Honest disclosure: superpowers:writing-skills was invoked, but the formal RED-GREEN-REFACTOR-with-subagent-pressure-tests workflow was deliberately skipped after user agreement, on the reasoning that #270 is the RED, the fix is a 5-line shell selector with no behavioral surface beyond "pick the right binary," and a synthetic pressure scenario wouldn't surface anything the production repro didn't already show. Re-test on request.

Human review

  • A human has reviewed the COMPLETE proposed diff before submission

Step 3 was hardcoded to `npm install` whenever `package.json` exists.
In pnpm/yarn workspaces this is wrong: `npm install`

- ignores `workspace:*` protocol declarations,
- won't create `node_modules/<pkg>` symlinks for workspace packages,
- can produce a `package-lock.json` alongside the existing `pnpm-lock.yaml` / `yarn.lock`.

The downstream effect is silent: tools that resolve imports through
`node_modules` (LSP, tsserver, ts-node, type checkers) see a partial
module graph. In a multi-package repo, references in one package may
resolve while the other package's resolution quietly breaks.

Empirical repro from a real pnpm workspace (testreporter): a freshly
created worktree without setup ran LSP findReferences on a shared
type and returned 54 refs across 19 files.
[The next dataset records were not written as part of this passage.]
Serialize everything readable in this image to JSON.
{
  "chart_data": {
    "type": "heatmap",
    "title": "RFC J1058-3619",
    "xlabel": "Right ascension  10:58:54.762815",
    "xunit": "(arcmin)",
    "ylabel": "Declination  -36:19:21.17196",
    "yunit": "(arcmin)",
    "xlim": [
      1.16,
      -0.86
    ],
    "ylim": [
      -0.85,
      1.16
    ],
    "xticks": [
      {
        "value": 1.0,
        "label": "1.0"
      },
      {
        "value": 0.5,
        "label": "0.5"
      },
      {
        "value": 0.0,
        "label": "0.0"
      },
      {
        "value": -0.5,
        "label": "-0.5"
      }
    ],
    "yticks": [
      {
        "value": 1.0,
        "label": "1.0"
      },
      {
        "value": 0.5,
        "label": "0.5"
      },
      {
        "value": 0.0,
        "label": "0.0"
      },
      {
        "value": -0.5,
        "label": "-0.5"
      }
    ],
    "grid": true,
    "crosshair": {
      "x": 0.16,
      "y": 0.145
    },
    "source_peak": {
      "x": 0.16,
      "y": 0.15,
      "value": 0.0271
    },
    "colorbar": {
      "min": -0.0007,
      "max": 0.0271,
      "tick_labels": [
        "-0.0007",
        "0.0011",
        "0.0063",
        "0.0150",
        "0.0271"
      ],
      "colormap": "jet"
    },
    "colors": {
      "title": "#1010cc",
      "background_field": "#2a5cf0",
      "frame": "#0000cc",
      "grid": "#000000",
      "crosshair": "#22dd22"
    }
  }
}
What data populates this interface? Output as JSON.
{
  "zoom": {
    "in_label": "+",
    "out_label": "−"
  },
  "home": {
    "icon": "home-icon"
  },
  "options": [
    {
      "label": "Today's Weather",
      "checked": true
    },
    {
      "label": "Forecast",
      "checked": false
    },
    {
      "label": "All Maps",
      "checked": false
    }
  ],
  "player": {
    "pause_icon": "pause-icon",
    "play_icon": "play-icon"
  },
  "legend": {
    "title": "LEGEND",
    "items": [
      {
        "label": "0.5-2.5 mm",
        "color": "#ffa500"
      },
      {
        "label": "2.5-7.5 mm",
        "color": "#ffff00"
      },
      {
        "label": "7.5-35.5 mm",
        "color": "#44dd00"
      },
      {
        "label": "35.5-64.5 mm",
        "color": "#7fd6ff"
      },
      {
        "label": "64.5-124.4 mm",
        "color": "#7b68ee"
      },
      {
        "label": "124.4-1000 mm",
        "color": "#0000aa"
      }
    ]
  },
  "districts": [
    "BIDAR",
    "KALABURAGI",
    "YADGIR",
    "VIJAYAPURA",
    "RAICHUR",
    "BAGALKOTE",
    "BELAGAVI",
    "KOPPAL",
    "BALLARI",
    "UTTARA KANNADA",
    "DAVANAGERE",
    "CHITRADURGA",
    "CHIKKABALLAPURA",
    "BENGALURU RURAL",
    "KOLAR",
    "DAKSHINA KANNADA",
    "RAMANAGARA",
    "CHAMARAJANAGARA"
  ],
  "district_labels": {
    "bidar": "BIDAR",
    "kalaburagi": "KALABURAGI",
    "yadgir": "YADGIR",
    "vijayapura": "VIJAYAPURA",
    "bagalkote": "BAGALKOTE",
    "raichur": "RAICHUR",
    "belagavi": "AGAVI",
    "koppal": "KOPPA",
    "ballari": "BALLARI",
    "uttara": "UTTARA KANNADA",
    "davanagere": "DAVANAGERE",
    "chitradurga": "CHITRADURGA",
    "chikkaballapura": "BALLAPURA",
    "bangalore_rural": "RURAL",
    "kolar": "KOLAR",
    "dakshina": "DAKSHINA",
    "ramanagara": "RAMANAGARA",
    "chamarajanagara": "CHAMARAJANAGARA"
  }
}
After `pnpm install` in
the worktree, the same query returned 94 refs across 29 files — the
missing 40 refs were all in the workspace package importing via the
package name (`@scope/shared`) rather than a tsconfig path alias.

Fix:

- Detect the package manager from the lockfile and run the matching
  install: `pnpm-lock.yaml` → pnpm, `yarn.lock` → yarn, `bun.lockb` →
  bun, `package-lock.json` → npm, fall back to npm if only
  `package.json` is present.
- Same lockfile-aware logic for Python: prefer `uv.lock` (uv sync),
  then `poetry.lock`, then `pyproject.toml` (poetry install), then
  `requirements.txt` (pip).

No regression for npm-only projects (still hits `npm install` in the
fallback). No new tooling required by the skill itself.